Terese Guinsatao Monberg is an Associate Dean in the Residential College in the Arts and Humanities (RCAH), Associate Professor of Transcultural Rhetoric and Writing, and a faculty member of the Asian Pacific American (APA) Studies program at Michigan State University. Monberg serves as a member of the Coalition of Community Writing Advisory Board, is on the Trustees Board of the Filipino American National Historical Society (FANHS), and is a co-editor of the FANHS Journal. Monberg was the co-chair of the Conference on College Composition and Communication Asian/Asian American Caucus with Stuart Ching in 2010–2012 and with K. Hyoejin Yoon from 2012-2015. Monberg was a featured lecturer in the 2020-2021 Coalition for Community Writing Zoom Lecture Series. She presented two lectures including "Listening and Being Reciprocal in Community Collaborations" and "Developing Community Engagement Curricula."

== Biography ==

=== Early life and education ===
Monberg is a third generation Filipino American and identifies as a Pinay. She grew up in and attended high school in Chicago. Monberg earned a BA in Economics from the University of Illinois at Urbana-Champaign. She received a MS and a PhD in Rhetoric from Rensselaer Polytechnic Institute.

=== Community involvement and research ===
Monberg an active member and leader in Asian American community groups. She was a Board Member of the Mid-Michigan Asian Pacific American Association (MAPAA). She is also involved with Asian/American communities at Michigan State University and in communities surrounding Lansing, Michigan. She is also an active member of the Filipino American National Historical Society (FANHS). Monberg's essay, "Like the Molave: Listening for Constellations of Community through “Growing Up Brown” Stories," analyzes oral stories collected by FANHS. This article examines how Filipinx stories work not only recover the past, but also to connect and bridge generations of Filipino Americans who have suffered from prejudices and American colonization of the Philippines throughout the early 20th Century.

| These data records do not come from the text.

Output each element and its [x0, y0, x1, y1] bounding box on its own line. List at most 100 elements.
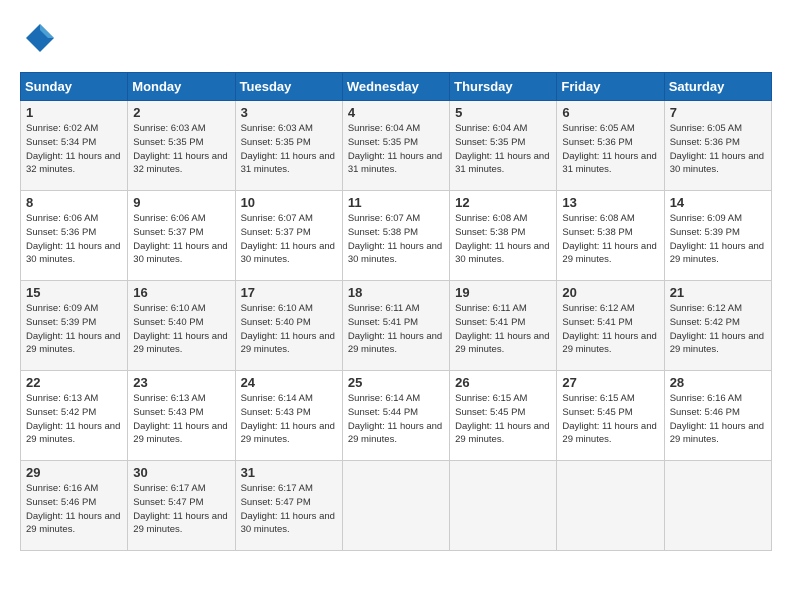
calendar-cell: 10 Sunrise: 6:07 AMSunset: 5:37 PMDaylig…	[235, 191, 342, 281]
day-info: Sunrise: 6:13 AMSunset: 5:42 PMDaylight:…	[26, 393, 120, 445]
day-info: Sunrise: 6:05 AMSunset: 5:36 PMDaylight:…	[562, 123, 656, 175]
day-number: 30	[133, 465, 229, 480]
day-info: Sunrise: 6:08 AMSunset: 5:38 PMDaylight:…	[562, 213, 656, 265]
calendar-cell: 25 Sunrise: 6:14 AMSunset: 5:44 PMDaylig…	[342, 371, 449, 461]
calendar-cell: 24 Sunrise: 6:14 AMSunset: 5:43 PMDaylig…	[235, 371, 342, 461]
logo	[20, 20, 58, 56]
calendar-week-5: 29 Sunrise: 6:16 AMSunset: 5:46 PMDaylig…	[21, 461, 772, 551]
day-number: 22	[26, 375, 122, 390]
day-number: 26	[455, 375, 551, 390]
calendar-cell: 6 Sunrise: 6:05 AMSunset: 5:36 PMDayligh…	[557, 101, 664, 191]
calendar-cell: 4 Sunrise: 6:04 AMSunset: 5:35 PMDayligh…	[342, 101, 449, 191]
calendar-header-row: SundayMondayTuesdayWednesdayThursdayFrid…	[21, 73, 772, 101]
calendar-cell: 17 Sunrise: 6:10 AMSunset: 5:40 PMDaylig…	[235, 281, 342, 371]
day-number: 1	[26, 105, 122, 120]
day-info: Sunrise: 6:03 AMSunset: 5:35 PMDaylight:…	[241, 123, 335, 175]
day-number: 14	[670, 195, 766, 210]
page-header	[20, 20, 772, 56]
calendar-cell: 11 Sunrise: 6:07 AMSunset: 5:38 PMDaylig…	[342, 191, 449, 281]
calendar-week-3: 15 Sunrise: 6:09 AMSunset: 5:39 PMDaylig…	[21, 281, 772, 371]
day-info: Sunrise: 6:09 AMSunset: 5:39 PMDaylight:…	[26, 303, 120, 355]
calendar-cell: 5 Sunrise: 6:04 AMSunset: 5:35 PMDayligh…	[450, 101, 557, 191]
column-header-thursday: Thursday	[450, 73, 557, 101]
day-number: 4	[348, 105, 444, 120]
calendar-cell: 22 Sunrise: 6:13 AMSunset: 5:42 PMDaylig…	[21, 371, 128, 461]
day-info: Sunrise: 6:15 AMSunset: 5:45 PMDaylight:…	[455, 393, 549, 445]
day-number: 21	[670, 285, 766, 300]
day-number: 3	[241, 105, 337, 120]
day-number: 12	[455, 195, 551, 210]
day-number: 24	[241, 375, 337, 390]
day-info: Sunrise: 6:06 AMSunset: 5:36 PMDaylight:…	[26, 213, 120, 265]
day-number: 7	[670, 105, 766, 120]
day-info: Sunrise: 6:14 AMSunset: 5:43 PMDaylight:…	[241, 393, 335, 445]
column-header-friday: Friday	[557, 73, 664, 101]
calendar-cell: 16 Sunrise: 6:10 AMSunset: 5:40 PMDaylig…	[128, 281, 235, 371]
day-info: Sunrise: 6:08 AMSunset: 5:38 PMDaylight:…	[455, 213, 549, 265]
day-info: Sunrise: 6:07 AMSunset: 5:38 PMDaylight:…	[348, 213, 442, 265]
calendar-cell	[664, 461, 771, 551]
day-number: 18	[348, 285, 444, 300]
calendar-week-1: 1 Sunrise: 6:02 AMSunset: 5:34 PMDayligh…	[21, 101, 772, 191]
calendar-cell: 7 Sunrise: 6:05 AMSunset: 5:36 PMDayligh…	[664, 101, 771, 191]
column-header-tuesday: Tuesday	[235, 73, 342, 101]
day-info: Sunrise: 6:13 AMSunset: 5:43 PMDaylight:…	[133, 393, 227, 445]
day-number: 13	[562, 195, 658, 210]
day-info: Sunrise: 6:12 AMSunset: 5:42 PMDaylight:…	[670, 303, 764, 355]
day-number: 2	[133, 105, 229, 120]
day-number: 19	[455, 285, 551, 300]
day-info: Sunrise: 6:14 AMSunset: 5:44 PMDaylight:…	[348, 393, 442, 445]
day-info: Sunrise: 6:04 AMSunset: 5:35 PMDaylight:…	[455, 123, 549, 175]
day-info: Sunrise: 6:16 AMSunset: 5:46 PMDaylight:…	[670, 393, 764, 445]
calendar-cell: 19 Sunrise: 6:11 AMSunset: 5:41 PMDaylig…	[450, 281, 557, 371]
calendar-cell: 9 Sunrise: 6:06 AMSunset: 5:37 PMDayligh…	[128, 191, 235, 281]
calendar-cell: 23 Sunrise: 6:13 AMSunset: 5:43 PMDaylig…	[128, 371, 235, 461]
calendar-cell: 1 Sunrise: 6:02 AMSunset: 5:34 PMDayligh…	[21, 101, 128, 191]
day-info: Sunrise: 6:02 AMSunset: 5:34 PMDaylight:…	[26, 123, 120, 175]
day-info: Sunrise: 6:03 AMSunset: 5:35 PMDaylight:…	[133, 123, 227, 175]
calendar-cell: 13 Sunrise: 6:08 AMSunset: 5:38 PMDaylig…	[557, 191, 664, 281]
day-info: Sunrise: 6:10 AMSunset: 5:40 PMDaylight:…	[133, 303, 227, 355]
calendar-week-2: 8 Sunrise: 6:06 AMSunset: 5:36 PMDayligh…	[21, 191, 772, 281]
calendar-cell: 27 Sunrise: 6:15 AMSunset: 5:45 PMDaylig…	[557, 371, 664, 461]
column-header-wednesday: Wednesday	[342, 73, 449, 101]
calendar-cell: 3 Sunrise: 6:03 AMSunset: 5:35 PMDayligh…	[235, 101, 342, 191]
calendar-cell: 28 Sunrise: 6:16 AMSunset: 5:46 PMDaylig…	[664, 371, 771, 461]
calendar-week-4: 22 Sunrise: 6:13 AMSunset: 5:42 PMDaylig…	[21, 371, 772, 461]
day-info: Sunrise: 6:07 AMSunset: 5:37 PMDaylight:…	[241, 213, 335, 265]
day-number: 17	[241, 285, 337, 300]
day-number: 23	[133, 375, 229, 390]
column-header-sunday: Sunday	[21, 73, 128, 101]
calendar-cell	[450, 461, 557, 551]
calendar-cell: 20 Sunrise: 6:12 AMSunset: 5:41 PMDaylig…	[557, 281, 664, 371]
calendar-cell: 14 Sunrise: 6:09 AMSunset: 5:39 PMDaylig…	[664, 191, 771, 281]
logo-icon	[22, 20, 58, 56]
day-info: Sunrise: 6:15 AMSunset: 5:45 PMDaylight:…	[562, 393, 656, 445]
day-info: Sunrise: 6:04 AMSunset: 5:35 PMDaylight:…	[348, 123, 442, 175]
day-info: Sunrise: 6:12 AMSunset: 5:41 PMDaylight:…	[562, 303, 656, 355]
day-number: 29	[26, 465, 122, 480]
calendar-cell	[342, 461, 449, 551]
column-header-monday: Monday	[128, 73, 235, 101]
calendar-cell: 30 Sunrise: 6:17 AMSunset: 5:47 PMDaylig…	[128, 461, 235, 551]
day-number: 20	[562, 285, 658, 300]
calendar-cell: 8 Sunrise: 6:06 AMSunset: 5:36 PMDayligh…	[21, 191, 128, 281]
calendar-cell: 29 Sunrise: 6:16 AMSunset: 5:46 PMDaylig…	[21, 461, 128, 551]
calendar-cell: 15 Sunrise: 6:09 AMSunset: 5:39 PMDaylig…	[21, 281, 128, 371]
day-number: 31	[241, 465, 337, 480]
calendar-cell: 18 Sunrise: 6:11 AMSunset: 5:41 PMDaylig…	[342, 281, 449, 371]
day-number: 16	[133, 285, 229, 300]
day-info: Sunrise: 6:05 AMSunset: 5:36 PMDaylight:…	[670, 123, 764, 175]
calendar-cell: 31 Sunrise: 6:17 AMSunset: 5:47 PMDaylig…	[235, 461, 342, 551]
column-header-saturday: Saturday	[664, 73, 771, 101]
day-number: 5	[455, 105, 551, 120]
day-info: Sunrise: 6:17 AMSunset: 5:47 PMDaylight:…	[133, 483, 227, 535]
day-number: 9	[133, 195, 229, 210]
calendar-cell: 26 Sunrise: 6:15 AMSunset: 5:45 PMDaylig…	[450, 371, 557, 461]
day-info: Sunrise: 6:11 AMSunset: 5:41 PMDaylight:…	[455, 303, 549, 355]
day-info: Sunrise: 6:09 AMSunset: 5:39 PMDaylight:…	[670, 213, 764, 265]
day-number: 15	[26, 285, 122, 300]
day-info: Sunrise: 6:16 AMSunset: 5:46 PMDaylight:…	[26, 483, 120, 535]
calendar-cell	[557, 461, 664, 551]
day-number: 11	[348, 195, 444, 210]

Monberg's research focuses on community engagement, memory, and Asian American rhetoric. She is particularly interested in Filipinx rhetoric. According to "Resituating Reciprocity within Longer Legacies of Colonization: A Conversation," her research seeks to investigate "on-going histories of Filipinx/American colonization and resistance, to untangle legacies of intergenerational trauma and wisdom, and to gather methods for building healing centered community-based spaces." Monberg is also interested in transnational Asian American rhetorical traditions and memory as part of Asian American activism.

== Selected publications ==
- Monberg, Terese Guinsatao. “Listening for Legacies; or, How I Began to Hear Dorothy Laigo Cordova, the Pinay behind the Podium Known as FANHS.” Representations: Doing Asian American Rhetoric, 2008, pp. 83–105.
- Monberg, Terese Guinsatao. "Writing Home or Writing As the Community: Toward a Theory of Recursive Spatial Movement for Students of Color in Service-Learning Courses." Reflections, vol. 8., no. 3, 2009, pp. 21–51.
- Bernardo, Shane and Terese Guinsatao Monberg. “Resituating Reciprocity within Longer Legacies of Colonization: A Conversation.” Community Literacy Journal, vol. 14, no. 1, 2019, pp. 83–93.
- Young, Morris and Terese Guinsatao Monberg. “Beyond Representation: Spatial, Temporal and Embodied Trans/Formations of Asian/Asian American Rhetoric.” Enculturation, vol. 27, 2018.
- Monberg, Terese Guinsatao. “Ownership, Access, and Authority: Publishing and Circulating Histories to (Re)Member Community.” Community Literacy Journal, vol. 12, no. 1, 2017, pp. 30–47.
- Cushman, Ellen, and Terese Guinsatao Monberg. “Re-Centering Authority: Social Reflexivity and Re-Positioning in Composition Research.” Under Construction, 1998, pp. 166–80.